My mother died that day. I was nine years old and had just finished the third grade. My peers spent that summer splashing in the local swimming pools, playing with their friends, and riding their bikes around town. I spent my summer mourning the loss of the most important person in my entire world. My grief did not end when that summer did; it lasted through that next school year, and then the next, and then the next. By middle school, I knew that the loss of my mother would forever be a part of the woman I would become. On my high school graduation day, I had an undeniable urge to visit her grave. I almost cried there, just for a minute, in my bright blue cap and gown, but I knew I could not cry because it would mess up my make-up. There were expectations for this day and crying over my mother who had been dead for almost ten years was not one of those expectations.
For these past ten years, I have experienced much emotion, grief, and pain regarding my mother’s death. One night a summer or two ago, I was on Amazon looking for something to read about the grief of losing a mother. I found Hope Edelman’s Motherless Daughters (2006), which I proceeded to buy. I did not know it at the time, but this book would teach me that I am not alone in my experiences after the loss of my mother.
For most, the loss of a mother pains daughters unlike any other loss. “Motherless daughters,” as penned by Edelman, has become an epithet for this unique group of women.

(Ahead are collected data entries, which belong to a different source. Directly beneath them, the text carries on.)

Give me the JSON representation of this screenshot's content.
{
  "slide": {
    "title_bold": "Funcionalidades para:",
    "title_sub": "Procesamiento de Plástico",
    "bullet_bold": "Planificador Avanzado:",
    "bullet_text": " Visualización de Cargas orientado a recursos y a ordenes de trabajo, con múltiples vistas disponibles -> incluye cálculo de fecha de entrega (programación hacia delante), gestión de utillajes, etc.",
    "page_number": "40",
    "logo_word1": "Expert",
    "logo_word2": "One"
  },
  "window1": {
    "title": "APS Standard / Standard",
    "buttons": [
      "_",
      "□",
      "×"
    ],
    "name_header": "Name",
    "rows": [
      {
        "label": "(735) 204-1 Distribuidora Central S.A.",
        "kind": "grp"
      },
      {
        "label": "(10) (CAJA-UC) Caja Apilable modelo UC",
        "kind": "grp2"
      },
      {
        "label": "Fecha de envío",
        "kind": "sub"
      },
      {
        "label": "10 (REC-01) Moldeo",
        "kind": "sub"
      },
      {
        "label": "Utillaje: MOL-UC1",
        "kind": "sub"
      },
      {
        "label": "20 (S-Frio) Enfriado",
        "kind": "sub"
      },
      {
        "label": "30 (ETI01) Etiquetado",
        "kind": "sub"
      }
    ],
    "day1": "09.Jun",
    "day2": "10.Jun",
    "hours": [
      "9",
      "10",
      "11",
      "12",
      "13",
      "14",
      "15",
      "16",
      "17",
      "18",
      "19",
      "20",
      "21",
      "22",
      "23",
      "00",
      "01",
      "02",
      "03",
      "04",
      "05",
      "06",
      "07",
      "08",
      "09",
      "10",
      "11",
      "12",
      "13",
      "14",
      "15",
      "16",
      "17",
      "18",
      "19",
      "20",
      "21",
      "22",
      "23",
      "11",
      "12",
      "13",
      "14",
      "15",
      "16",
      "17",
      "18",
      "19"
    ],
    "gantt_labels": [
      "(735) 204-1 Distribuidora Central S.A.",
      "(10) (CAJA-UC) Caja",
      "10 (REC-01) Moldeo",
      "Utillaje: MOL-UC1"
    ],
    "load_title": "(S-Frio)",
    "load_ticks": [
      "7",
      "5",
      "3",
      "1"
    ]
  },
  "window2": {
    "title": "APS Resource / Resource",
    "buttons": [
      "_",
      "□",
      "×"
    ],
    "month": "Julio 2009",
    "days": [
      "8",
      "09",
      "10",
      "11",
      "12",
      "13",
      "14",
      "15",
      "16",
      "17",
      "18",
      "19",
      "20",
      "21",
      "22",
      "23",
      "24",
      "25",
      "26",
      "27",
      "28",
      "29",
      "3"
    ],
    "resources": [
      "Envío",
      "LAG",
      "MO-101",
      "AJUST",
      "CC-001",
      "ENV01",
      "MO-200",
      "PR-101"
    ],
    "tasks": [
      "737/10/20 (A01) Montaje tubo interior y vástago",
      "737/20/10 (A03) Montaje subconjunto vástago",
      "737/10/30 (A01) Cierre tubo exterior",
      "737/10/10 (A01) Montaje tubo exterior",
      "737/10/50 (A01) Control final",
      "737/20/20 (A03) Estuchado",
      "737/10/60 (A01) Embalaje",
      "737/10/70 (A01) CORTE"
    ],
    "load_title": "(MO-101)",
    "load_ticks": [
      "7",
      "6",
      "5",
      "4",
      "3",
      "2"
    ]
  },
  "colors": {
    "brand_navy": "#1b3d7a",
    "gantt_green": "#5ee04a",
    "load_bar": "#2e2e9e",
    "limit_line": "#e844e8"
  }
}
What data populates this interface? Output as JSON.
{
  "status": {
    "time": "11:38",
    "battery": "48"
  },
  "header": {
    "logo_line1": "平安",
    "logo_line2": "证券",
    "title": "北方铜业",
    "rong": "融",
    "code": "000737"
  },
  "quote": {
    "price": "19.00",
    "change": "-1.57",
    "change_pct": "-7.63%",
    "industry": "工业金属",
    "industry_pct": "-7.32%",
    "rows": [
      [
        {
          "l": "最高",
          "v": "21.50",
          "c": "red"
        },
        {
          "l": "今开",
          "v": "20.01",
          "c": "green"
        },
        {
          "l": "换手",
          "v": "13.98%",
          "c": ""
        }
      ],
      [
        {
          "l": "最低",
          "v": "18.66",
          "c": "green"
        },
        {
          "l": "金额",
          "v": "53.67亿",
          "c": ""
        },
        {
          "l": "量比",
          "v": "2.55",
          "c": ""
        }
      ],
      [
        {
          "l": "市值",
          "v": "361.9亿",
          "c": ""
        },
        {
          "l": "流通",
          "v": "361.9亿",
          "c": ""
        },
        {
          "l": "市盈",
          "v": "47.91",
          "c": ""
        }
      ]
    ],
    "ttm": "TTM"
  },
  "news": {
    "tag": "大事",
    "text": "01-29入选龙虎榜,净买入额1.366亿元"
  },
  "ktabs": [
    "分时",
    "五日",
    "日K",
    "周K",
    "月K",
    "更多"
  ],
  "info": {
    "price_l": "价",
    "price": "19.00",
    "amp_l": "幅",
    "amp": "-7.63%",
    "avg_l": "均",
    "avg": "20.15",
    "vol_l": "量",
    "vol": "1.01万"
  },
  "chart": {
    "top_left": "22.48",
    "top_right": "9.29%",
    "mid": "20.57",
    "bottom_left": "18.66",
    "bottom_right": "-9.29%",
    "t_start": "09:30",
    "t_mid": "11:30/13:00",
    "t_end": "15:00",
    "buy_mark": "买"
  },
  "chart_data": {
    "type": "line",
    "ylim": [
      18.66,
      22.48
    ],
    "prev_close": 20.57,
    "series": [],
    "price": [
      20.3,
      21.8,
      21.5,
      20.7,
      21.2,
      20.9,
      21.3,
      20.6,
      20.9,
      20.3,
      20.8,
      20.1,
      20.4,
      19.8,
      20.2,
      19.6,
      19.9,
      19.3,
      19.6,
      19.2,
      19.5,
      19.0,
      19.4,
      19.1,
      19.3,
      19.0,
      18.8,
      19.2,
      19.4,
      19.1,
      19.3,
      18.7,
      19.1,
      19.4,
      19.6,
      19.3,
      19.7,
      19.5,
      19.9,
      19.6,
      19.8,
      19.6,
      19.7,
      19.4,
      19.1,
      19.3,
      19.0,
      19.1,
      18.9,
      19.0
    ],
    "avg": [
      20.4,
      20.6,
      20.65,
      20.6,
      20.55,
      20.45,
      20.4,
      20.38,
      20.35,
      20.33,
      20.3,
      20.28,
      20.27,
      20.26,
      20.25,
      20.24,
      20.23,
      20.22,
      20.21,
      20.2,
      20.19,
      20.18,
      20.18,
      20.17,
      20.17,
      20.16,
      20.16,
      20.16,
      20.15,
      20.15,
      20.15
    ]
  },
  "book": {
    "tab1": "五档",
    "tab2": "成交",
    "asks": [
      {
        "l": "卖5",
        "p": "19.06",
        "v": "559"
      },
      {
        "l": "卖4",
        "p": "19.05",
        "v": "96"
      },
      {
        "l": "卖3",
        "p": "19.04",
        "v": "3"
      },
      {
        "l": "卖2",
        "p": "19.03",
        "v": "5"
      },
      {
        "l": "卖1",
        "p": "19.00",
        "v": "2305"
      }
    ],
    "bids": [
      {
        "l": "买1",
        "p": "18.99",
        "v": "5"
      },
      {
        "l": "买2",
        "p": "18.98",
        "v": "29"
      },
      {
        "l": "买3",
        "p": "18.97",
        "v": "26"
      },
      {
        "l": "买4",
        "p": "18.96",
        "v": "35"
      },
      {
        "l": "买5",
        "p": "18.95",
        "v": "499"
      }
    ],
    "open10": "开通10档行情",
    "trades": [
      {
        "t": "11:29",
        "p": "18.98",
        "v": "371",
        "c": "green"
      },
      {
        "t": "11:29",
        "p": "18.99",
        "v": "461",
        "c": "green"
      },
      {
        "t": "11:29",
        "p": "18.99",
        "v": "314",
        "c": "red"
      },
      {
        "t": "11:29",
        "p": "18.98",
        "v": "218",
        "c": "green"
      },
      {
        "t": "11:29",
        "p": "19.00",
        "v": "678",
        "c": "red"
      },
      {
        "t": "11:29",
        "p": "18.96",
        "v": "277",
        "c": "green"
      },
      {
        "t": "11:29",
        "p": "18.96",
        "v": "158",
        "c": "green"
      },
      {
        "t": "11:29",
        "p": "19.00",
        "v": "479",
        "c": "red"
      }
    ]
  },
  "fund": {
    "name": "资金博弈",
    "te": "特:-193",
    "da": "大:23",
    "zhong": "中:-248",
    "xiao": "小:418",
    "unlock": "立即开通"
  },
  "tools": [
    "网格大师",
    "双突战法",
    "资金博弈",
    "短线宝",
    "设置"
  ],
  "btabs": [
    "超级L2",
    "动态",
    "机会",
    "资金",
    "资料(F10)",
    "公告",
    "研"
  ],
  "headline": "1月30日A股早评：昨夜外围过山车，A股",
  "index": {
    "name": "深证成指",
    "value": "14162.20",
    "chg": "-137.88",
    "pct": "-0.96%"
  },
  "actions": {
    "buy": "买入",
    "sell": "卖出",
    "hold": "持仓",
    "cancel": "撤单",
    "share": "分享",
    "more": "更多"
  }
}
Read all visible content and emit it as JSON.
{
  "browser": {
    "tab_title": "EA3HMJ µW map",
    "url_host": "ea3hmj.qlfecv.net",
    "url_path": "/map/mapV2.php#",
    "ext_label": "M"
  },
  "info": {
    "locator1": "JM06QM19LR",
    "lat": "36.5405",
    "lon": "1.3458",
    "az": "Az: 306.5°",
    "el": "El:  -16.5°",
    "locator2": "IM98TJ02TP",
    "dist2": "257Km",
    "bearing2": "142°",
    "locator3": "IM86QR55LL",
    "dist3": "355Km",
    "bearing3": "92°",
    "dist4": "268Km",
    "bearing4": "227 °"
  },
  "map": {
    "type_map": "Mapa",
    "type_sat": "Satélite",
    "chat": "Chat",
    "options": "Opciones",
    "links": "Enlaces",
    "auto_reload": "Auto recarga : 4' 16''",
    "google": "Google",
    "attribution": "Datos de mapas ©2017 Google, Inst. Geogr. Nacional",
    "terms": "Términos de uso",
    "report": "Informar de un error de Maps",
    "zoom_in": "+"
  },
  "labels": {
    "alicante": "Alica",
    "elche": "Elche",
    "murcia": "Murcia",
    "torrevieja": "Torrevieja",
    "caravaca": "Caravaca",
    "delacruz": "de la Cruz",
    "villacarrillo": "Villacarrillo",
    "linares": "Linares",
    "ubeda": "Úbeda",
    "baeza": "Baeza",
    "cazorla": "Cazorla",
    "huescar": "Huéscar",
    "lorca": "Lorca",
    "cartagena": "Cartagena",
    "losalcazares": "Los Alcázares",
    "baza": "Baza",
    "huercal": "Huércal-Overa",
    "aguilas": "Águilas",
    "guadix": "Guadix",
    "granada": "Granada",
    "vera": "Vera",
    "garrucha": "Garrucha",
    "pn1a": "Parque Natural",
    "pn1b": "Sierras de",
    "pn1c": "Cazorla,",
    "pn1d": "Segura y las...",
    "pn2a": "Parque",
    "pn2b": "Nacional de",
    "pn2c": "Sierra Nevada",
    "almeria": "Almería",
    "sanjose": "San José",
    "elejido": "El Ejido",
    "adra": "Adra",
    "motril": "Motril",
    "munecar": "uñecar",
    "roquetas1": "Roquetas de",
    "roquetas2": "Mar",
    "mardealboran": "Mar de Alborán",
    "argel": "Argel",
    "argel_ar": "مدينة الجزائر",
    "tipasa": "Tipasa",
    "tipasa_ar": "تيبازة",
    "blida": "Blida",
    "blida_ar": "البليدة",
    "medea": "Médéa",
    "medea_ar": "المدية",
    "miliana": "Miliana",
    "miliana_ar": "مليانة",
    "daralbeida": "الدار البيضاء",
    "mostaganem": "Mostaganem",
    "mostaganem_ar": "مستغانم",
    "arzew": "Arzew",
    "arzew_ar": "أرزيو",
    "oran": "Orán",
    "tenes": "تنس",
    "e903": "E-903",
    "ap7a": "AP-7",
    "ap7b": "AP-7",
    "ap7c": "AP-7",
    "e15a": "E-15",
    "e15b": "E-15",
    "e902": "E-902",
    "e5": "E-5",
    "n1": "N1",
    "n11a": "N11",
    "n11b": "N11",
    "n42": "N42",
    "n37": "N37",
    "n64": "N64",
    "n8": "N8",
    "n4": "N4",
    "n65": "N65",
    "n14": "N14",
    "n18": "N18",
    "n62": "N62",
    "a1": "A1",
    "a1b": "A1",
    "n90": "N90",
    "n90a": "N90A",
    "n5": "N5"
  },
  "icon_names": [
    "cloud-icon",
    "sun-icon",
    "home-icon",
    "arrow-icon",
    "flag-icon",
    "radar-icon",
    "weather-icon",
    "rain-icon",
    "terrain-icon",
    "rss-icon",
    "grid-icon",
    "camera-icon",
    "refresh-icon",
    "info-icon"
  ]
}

As those young women grow older, the effects of their childhood loss may impact them in surprising and unexpected ways. Based on the time of the mother’s death in the young woman’s childhood, the effects shift from confusion to identity development. Also, these women tend to see their loss impact their love life, their attitude toward motherhood, and their relationship with their own mortality changes. Additionally, a link between psychological disorders like anxiety and depression and early maternal loss has been studied. The death of a mother for a young woman goes on to impact her for the rest of her life, creating a legacy of grief, pain, and heartache.